Each of the cities of Tri-Valley embrace visitors with small town friendliness. Tree-lined Danville retains the spirit of the Wild West with plenty of modern shops and restaurants. The 2011 All-America City, Dublin, offers a plethora of stores and great ethnic cuisine. Livermore, winner of the 2009 Great American Main Street Award, offers a self-guided historic downtown tour, unique museums, and premier shopping. Historic Pleasanton is the site of many festivals, street parties, parades, weekly summer concerts, and more. And, nestled in rolling hills, San Ramon hosts many outdoor events, including concerts, and golf.
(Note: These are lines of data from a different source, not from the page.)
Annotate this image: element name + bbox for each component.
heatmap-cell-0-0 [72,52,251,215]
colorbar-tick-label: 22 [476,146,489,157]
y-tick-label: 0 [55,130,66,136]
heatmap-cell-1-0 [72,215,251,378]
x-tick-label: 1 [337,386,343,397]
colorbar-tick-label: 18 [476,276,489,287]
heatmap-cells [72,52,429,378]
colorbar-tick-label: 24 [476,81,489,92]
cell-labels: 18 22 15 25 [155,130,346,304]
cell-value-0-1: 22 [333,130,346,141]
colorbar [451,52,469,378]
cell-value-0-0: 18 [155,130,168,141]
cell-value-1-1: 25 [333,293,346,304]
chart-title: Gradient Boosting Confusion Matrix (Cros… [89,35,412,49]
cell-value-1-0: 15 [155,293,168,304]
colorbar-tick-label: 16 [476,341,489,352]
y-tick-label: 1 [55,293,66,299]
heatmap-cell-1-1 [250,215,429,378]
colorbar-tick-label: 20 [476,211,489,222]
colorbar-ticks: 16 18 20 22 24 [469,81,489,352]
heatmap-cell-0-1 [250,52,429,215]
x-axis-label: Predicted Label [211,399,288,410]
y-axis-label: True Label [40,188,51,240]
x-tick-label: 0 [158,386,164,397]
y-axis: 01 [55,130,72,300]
Tri-Valley’s history as a wine producer dates back to the mid-1850s. Today’s wine industry is centered in Livermore Valley—home to more than 50 wineries. Livermore Valley wines have become more popular than ever in the past few years, and its wineries are receiving international acclaim. When you tour and taste in Livermore Valley, expect to enjoy friendly, unrushed visits, impromptu one-on-one conversations with the winemaker, and portfolios featuring excellent and reasonably priced wines.


Many innovative chefs work and reside in Tri-Valley. They appreciate the relaxed vibe and the incredible culinary resources they have at hand. They are inspired by the bounty of fresh local produce, freshly caught seafood, and local wines that allow them to create excellent dishes—from down-home comfort cooking to the modern flavors of California cuisine. Discover Tri-Valley’s diverse restaurants and watch for the many winemaker dinners hosted by local chefs and wineries. Some local wineries even offer a unique chance to “dine among the vines.”


Tri-Valley is home to: Mount Diablo, the Bay Area’s largest mountain, which stands at 3,849 feet; the Alameda County Fair Racetrack, the oldest one-mile racetrack still in use in the United States; the Livermore Centennial Light Bulb, the world’s oldest known working light bulb (it has been burning at the Livermore Fire Department Hose Cart House for more than 100 years); and three new performing arts centers (The Bankhead Theatre, The Firehouse Arts Center, and Dougherty Valley Performing Arts Center).